Ideally players start out with interest and confusion,
and as the story progresses they get that slow, awesome sense of the facts
coming together. They feel pressure brewing as trouble builds up, and they make
decisions about which risks are worth taking. When the trouble finally happens,
they feel excitement and danger, but also in control— players are the ultimate
arbiter over their character’s fate, and they’ll have to weigh when sacrifices
are worthwhile. During publication they get to look back on the adventure,
recapping all those feelings mixed together with hope, satisfaction, or regret.
Finally, in a game called Dangerous Times, I have to wonder, how do you plan to encourage safe and respectful play at the table?
The way tabletop gamers have thought critically on player
safety, developing tools and methods to encourage everyone has a good time, is
one of the things I like best about this hobby. Coming from video games, where
the discussion really isn’t there yet, it’s like a breath of fresh air. So of
course I’m happy to reference things like Lines & Veils and the X-card, so
players new to the hobby or unfamiliar with these concepts can play with a
safety net.
As to the design itself, well. Dangerous Times opens with
a staff meeting, and there’s a note in the zine about using starting that off
with a quick conversation about the things players do and don’t want to see.
It’s my hope that this becomes a natural place to establish boundaries, proffer
ideas, and flavor the tone of upcoming play. If someone mentions they find
baseball boring but love ghost stories, the group can keep that in mind as they
start building rumors and playing the game. With luck this normalizes the times
when people need to draw boundaries, whether that’s to avoid deep-seated trauma
or just because they’ve had a shitty day.
Addressing the other part of your question, one of the
things I’ve been very careful with the plotlines inside the booklet is to keep
them (hopefully, respectfully) adjacent to reality— players encounter history
and fix fantasy. So there’s no rushing in and suddenly solving real-world
injustices that persist into the present, at least in the booklet as written. I
think it’s fine if players want to play that way, but it’s not the game I
wanted to write. Instead I’ve provided supernatural and imaginary plots, noted
parallels to real history, and tasked editors with “making the real
unreal”— drawing inspiration from the real world, but making it into
something everyone can feel comfortable playing with.

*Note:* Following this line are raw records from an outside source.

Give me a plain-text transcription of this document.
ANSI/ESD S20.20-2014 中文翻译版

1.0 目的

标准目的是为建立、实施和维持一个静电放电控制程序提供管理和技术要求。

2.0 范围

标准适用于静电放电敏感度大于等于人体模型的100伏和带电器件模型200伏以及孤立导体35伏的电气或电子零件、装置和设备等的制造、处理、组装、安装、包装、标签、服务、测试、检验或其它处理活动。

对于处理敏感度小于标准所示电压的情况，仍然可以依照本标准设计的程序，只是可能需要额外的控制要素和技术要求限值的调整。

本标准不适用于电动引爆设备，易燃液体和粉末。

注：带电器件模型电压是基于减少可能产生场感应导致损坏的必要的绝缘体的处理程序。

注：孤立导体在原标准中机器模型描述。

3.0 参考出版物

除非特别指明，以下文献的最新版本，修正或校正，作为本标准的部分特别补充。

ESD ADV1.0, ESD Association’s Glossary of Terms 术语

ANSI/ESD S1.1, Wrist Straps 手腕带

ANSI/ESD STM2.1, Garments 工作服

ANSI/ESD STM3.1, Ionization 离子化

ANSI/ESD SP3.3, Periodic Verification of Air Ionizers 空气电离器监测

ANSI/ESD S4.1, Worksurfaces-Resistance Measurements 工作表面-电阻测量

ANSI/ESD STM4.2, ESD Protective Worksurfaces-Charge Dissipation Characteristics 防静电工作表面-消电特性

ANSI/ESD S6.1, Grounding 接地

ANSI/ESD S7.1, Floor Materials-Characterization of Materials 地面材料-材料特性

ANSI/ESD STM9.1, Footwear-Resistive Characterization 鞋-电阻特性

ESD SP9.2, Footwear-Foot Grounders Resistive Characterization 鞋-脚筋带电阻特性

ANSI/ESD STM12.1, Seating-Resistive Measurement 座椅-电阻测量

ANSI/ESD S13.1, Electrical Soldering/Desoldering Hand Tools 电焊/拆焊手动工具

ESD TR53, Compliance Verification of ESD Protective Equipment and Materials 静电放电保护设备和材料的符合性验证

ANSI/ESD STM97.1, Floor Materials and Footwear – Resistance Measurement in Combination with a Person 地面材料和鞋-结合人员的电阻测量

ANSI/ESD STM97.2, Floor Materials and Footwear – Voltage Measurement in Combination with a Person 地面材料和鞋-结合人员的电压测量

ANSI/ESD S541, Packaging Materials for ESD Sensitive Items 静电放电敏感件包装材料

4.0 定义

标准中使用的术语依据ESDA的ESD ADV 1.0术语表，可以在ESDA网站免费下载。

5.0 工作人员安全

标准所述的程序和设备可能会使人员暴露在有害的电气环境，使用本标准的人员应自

I’d be happy if the experience of playing can be informative and challenging, but first and foremost it has to be enjoyable. It’s my hope that the game can support both hard-hitting encounters with history as well as light-hearted escapism. Groups can and should play at their own comfort levels— the twenties were a terrible, dangerous time, but also one that could have promised a better future. If nothing else, playing in that space should be fun.